A outra questão, que está de acordo com algumas questões de minha própria pesquisa, é se o paciente está sofrendo de ansiedade grave, tal como representado por pensamentos ansiosos que o paciente não consegue controlar. Isto pode ser um sério fator de risco para suicídio. Em um estudo recente com 32.000 prontuários de pacientes bipolares,[2] o maior fator de risco para suicídio foi ser do sexo masculino e ter transtorno de ansiedade comórbido, comparado a ser jovem e ter um transtorno relacionado ao uso de droga, que são preditivos de tentativas de suicídio, mas não necessariamente suicídio.


Medscape: Quais são os desafios inerentes para medicar pacientes com transtorno bipolar que podem correr risco de suicídio?


Dr.
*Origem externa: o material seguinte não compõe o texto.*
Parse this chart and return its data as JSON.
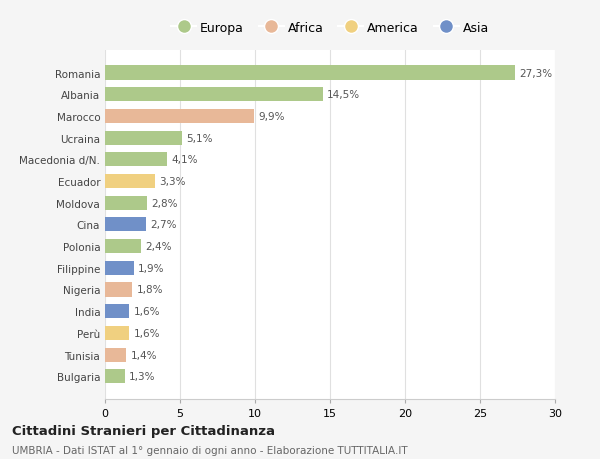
{
  "countries": [
    "Romania",
    "Albania",
    "Marocco",
    "Ucraina",
    "Macedonia d/N.",
    "Ecuador",
    "Moldova",
    "Cina",
    "Polonia",
    "Filippine",
    "Nigeria",
    "India",
    "Perù",
    "Tunisia",
    "Bulgaria"
  ],
  "values": [
    27.3,
    14.5,
    9.9,
    5.1,
    4.1,
    3.3,
    2.8,
    2.7,
    2.4,
    1.9,
    1.8,
    1.6,
    1.6,
    1.4,
    1.3
  ],
  "labels": [
    "27,3%",
    "14,5%",
    "9,9%",
    "5,1%",
    "4,1%",
    "3,3%",
    "2,8%",
    "2,7%",
    "2,4%",
    "1,9%",
    "1,8%",
    "1,6%",
    "1,6%",
    "1,4%",
    "1,3%"
  ],
  "continents": [
    "Europa",
    "Europa",
    "Africa",
    "Europa",
    "Europa",
    "America",
    "Europa",
    "Asia",
    "Europa",
    "Asia",
    "Africa",
    "Asia",
    "America",
    "Africa",
    "Europa"
  ],
  "colors": {
    "Europa": "#adc98a",
    "Africa": "#e8b898",
    "America": "#f0d080",
    "Asia": "#7090c8"
  },
  "title": "Cittadini Stranieri per Cittadinanza",
  "subtitle": "UMBRIA - Dati ISTAT al 1° gennaio di ogni anno - Elaborazione TUTTITALIA.IT",
  "xlim": [
    0,
    30
  ],
  "xticks": [
    0,
    5,
    10,
    15,
    20,
    25,
    30
  ],
  "background_color": "#f5f5f5",
  "plot_bg_color": "#ffffff",
  "grid_color": "#e0e0e0"
}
Fawcett: Os pacientes deprimidos com transtorno bipolar normalmente não lembram muito bem de suas manias. Por isso, algumas vezes é difícil colher a história de uma mania anterior, porque os pacientes esquecem ou acreditam que estavam normais durante o episódio de mania. Se você tratar tais pacientes com um antidepressivo, pode piorar suas condições, colocando-os sob maior risco, caso desenvolvam humor cíclico ou estado misto. Isto é uma coisa que faz com que o tratamento de depressão em um paciente bipolar seja mais complicado quando comparado ao paciente unipolar. A outra situação desafiadora é o paciente com agitação presente ou ciclagem rápida de humor que tem que estar mais estável antes que você possa tratar sua depressão.


Medscape: Em um artigo de 2005 que você escreveu para Medscape,[3] você disse que “certas formas de psicoterapia, particularmente terapia comportamental dialética, e talvez terapia cognitivo-comportamental e terapia interpessoal podem reduzir o risco de suicídio a longo prazo.” Por favor explique isso.


Dr. Fawcett: Quando estiver avaliando pacientes com transtorno bipolar em relação ao risco de suicídio, o médico deve ter duas questões em mente. A primeira é o risco de curto prazo, que requer o tratamento da ansiedade do paciente ou da gravidade de seus ciclos de humor. Isto deve ser tratado, como discutido nesta entrevista, com medicações que possam reduzir rapidamente a ansiedade e agitação. Este não é o caso em que o paciente precisa de psicoterapia. Em controle de risco de longo prazo, no entanto, estas terapias podem ser eficazes. A terapia comportamental dialética pode ajudar pessoas com comportamento impulsivo e impulsos destrutivos, e é particularmente útil para pessoas com transtornos de personalidade, que tendem a materializar seus conflitos ao invés de pensar ou falar sobre eles. A terapia cognitivo-comportamental auxilia no estado de desesperança, que está relacionado com suicídio e o sentimento de que nada vai melhorar. A taxa de redução de suicídio é maior em pacientes bipolares que se mantêm em tratamento medicamentoso por seis meses ou mais.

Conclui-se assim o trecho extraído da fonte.